In reality, this ideal is rarely accomplished for a number of reasons. First of all, if the mast is not tied to the deck or the deck tied to the keel near the mast, either with a tie rod or a tie from the mast to the deck and a connection from the mast to the keel, the downward force of the mast working in opposition to the upward loads of the shrouds can pull the hull together like a bow and arrow lifting the deck and separating the joint between bulkheads and the deck. You sometimes see this type of separated bulkheads on inexpensive or early fiberglass boats with keel stepped masts.
Not only do keel stepped masts impart vertical loads into the deck (through the ties mentioned above) but they also typically end up imparting side loads as well (if they are going to reduce the moments in the mast as mentioned above). This somewhat reduces the structural advantages of a keel-stepped mast to next to zero assuming that a deck-stepped mast is properly engineered, and that is a big if!
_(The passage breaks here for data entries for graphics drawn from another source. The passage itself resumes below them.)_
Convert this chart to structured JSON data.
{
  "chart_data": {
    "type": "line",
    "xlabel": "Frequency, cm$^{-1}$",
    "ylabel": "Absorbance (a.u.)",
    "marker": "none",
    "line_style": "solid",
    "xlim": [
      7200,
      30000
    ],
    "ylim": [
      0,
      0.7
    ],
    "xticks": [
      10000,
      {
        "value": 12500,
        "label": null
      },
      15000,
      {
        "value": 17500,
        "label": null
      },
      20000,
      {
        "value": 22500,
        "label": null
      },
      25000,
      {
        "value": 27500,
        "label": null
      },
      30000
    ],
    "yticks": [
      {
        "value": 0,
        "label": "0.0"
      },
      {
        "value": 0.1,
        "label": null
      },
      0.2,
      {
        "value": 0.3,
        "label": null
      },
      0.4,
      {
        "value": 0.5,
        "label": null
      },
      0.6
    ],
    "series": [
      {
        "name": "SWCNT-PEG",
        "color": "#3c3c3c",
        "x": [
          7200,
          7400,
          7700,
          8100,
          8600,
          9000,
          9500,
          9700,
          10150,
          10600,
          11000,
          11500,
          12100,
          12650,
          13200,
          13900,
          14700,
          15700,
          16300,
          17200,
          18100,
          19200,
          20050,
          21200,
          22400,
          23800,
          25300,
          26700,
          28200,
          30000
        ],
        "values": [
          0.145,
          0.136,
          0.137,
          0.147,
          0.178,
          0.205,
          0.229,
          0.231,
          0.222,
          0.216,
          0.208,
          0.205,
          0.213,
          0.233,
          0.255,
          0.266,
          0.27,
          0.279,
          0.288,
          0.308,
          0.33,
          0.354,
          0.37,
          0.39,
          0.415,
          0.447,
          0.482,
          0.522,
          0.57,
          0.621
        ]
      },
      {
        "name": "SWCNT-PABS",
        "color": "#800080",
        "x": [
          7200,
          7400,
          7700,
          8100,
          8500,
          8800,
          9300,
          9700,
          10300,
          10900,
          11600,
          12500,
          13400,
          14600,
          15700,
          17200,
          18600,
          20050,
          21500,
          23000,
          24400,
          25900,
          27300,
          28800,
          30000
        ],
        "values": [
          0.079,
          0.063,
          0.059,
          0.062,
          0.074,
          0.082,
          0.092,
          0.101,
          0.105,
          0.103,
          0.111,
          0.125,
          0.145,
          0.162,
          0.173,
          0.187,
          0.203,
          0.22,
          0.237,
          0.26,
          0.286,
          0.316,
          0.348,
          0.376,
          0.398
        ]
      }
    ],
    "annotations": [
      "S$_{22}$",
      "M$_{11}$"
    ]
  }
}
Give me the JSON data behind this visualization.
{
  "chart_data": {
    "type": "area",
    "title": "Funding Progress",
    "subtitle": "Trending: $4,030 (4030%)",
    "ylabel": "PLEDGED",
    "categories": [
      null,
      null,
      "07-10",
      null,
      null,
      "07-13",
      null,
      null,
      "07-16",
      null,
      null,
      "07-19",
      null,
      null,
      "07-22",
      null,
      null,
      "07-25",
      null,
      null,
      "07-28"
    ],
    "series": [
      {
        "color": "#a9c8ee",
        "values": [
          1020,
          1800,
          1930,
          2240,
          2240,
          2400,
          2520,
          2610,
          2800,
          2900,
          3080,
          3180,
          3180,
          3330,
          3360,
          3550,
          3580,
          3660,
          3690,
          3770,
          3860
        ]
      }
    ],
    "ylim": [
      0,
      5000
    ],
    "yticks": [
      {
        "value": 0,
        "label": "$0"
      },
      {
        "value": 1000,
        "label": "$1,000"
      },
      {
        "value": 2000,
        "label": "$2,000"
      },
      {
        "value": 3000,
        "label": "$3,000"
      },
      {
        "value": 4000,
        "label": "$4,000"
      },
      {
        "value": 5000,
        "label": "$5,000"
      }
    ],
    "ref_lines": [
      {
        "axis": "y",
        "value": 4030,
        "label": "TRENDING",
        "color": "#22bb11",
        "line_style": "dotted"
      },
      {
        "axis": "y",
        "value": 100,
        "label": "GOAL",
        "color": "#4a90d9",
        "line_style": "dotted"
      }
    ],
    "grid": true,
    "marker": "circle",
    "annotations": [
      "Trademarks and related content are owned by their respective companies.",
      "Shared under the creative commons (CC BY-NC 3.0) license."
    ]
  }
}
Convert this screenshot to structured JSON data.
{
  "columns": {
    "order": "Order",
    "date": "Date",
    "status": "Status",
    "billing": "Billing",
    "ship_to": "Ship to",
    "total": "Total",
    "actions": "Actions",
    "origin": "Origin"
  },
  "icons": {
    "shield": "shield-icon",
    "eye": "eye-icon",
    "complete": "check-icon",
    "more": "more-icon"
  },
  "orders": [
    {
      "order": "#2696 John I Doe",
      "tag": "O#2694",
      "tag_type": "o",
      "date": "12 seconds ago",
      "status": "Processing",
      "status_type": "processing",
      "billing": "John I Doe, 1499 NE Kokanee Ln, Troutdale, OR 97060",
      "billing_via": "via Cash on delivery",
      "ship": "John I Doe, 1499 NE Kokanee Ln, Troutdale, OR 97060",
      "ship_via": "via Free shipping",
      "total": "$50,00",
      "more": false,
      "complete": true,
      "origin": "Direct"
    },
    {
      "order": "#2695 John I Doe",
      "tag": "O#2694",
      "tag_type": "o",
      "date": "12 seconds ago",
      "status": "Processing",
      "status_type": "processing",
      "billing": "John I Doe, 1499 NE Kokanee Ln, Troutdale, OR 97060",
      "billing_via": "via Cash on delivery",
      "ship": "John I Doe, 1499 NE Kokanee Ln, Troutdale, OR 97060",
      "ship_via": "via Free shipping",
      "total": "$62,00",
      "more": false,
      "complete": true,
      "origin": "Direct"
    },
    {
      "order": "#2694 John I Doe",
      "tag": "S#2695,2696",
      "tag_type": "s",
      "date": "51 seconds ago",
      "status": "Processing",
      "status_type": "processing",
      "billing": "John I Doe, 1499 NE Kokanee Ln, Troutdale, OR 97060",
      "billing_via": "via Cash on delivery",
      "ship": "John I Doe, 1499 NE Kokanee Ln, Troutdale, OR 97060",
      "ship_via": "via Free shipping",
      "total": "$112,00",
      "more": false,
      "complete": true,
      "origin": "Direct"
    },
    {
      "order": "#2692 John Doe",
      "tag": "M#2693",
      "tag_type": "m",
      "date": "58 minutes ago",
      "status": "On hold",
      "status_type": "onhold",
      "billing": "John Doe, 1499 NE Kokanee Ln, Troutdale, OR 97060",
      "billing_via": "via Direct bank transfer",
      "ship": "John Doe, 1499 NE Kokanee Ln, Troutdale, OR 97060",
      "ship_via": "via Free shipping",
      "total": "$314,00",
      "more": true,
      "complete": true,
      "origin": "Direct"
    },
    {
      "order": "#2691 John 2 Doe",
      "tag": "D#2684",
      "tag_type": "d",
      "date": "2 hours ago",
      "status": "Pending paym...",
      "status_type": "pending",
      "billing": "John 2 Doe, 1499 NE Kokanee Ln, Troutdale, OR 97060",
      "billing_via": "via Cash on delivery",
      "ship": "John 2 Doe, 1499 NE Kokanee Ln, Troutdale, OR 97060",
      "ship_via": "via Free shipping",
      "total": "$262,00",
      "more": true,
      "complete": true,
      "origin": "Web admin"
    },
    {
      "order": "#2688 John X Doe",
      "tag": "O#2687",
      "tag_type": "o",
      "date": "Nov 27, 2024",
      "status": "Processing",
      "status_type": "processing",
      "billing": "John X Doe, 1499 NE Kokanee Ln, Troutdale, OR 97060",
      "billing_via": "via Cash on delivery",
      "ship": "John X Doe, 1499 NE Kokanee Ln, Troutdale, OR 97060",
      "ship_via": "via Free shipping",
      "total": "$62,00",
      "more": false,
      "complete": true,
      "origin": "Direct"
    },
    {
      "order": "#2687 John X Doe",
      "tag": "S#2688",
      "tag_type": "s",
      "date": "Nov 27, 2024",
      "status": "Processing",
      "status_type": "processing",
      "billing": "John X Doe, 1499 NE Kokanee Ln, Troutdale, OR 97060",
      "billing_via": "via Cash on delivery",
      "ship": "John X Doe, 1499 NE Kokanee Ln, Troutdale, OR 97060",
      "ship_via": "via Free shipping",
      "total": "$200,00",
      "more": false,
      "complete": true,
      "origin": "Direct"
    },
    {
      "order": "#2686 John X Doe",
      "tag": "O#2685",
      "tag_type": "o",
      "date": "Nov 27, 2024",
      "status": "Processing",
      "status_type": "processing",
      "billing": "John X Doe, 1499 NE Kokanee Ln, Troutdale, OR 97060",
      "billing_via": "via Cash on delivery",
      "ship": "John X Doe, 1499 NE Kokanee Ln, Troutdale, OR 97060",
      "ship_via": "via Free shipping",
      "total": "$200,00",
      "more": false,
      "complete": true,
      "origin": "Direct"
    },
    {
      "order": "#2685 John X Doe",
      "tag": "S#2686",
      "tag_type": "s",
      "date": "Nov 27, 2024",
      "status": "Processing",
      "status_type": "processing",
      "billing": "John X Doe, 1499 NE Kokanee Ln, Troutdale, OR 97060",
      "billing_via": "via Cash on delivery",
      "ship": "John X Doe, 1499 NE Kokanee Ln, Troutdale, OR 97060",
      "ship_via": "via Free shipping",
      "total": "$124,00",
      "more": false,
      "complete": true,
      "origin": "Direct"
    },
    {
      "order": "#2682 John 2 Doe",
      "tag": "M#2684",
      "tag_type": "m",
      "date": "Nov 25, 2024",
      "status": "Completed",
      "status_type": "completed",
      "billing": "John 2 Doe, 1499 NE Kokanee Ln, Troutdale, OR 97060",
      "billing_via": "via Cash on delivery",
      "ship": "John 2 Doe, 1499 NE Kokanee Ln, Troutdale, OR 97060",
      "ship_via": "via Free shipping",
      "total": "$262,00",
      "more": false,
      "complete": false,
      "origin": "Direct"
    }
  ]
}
There are several things that I consider critical to engineering a deck stepped mast properly. Primary is having a jack post below the mast. A jack post is a vertical member that carries the vertical loads of the mast to the keel. My preference is to have an aluminum jack post rather than a wooden one but a wooden post can work as well. The other issue is the distribution of the side loads. Ideally there should be a bulkhead or ring frame adjacent to the mast that can take the side loads and distribute them into the hull. These are obviously more complex to do than simply having a fat spot on the keel for the mast step to land on.
My objections to keel stepped masts are to the purely practical. Keel stepped masts mean that there is always water in the bilge. This water comes in at halyard boxes and other openings in the mast and nothing you can do will stop that. Second, it is way harder to step and unstep a keel-stepped mast making the boat more subject to damage in the process. Beyond that if you loose a mast (I have lost two in my life) it is better in my opinion to loose a deck stepped mast because a keel-stepped mast is more likely to damage the deck when it fails and a deck-stepped mast is easier to clear away. The keel stepped mast advocates point out that you are more likely to end up with a bigger stump after the mast fails. I am not sure that that is the case if you are able to tow the rig as a drougue until things quiet down enough to rig a jury rig. More significantly, I am not sure what you do when the boat is being beaten to death by the upper portion of a mast that has buckled 20 feet off the deck at the spreaders.
My preferred set up is a deck stepped mast that has a welded flange on its bottom that is through bolted through the deck into the top flange of a structural aluminum jack post. My new boat has a keel stepped mast. It is my intent to pull this mast and have it modified to that arrangement if I ever go offshore with her.
The set up on the Catalina 30 would fall in that category or adequate but not as sturdy as it might be.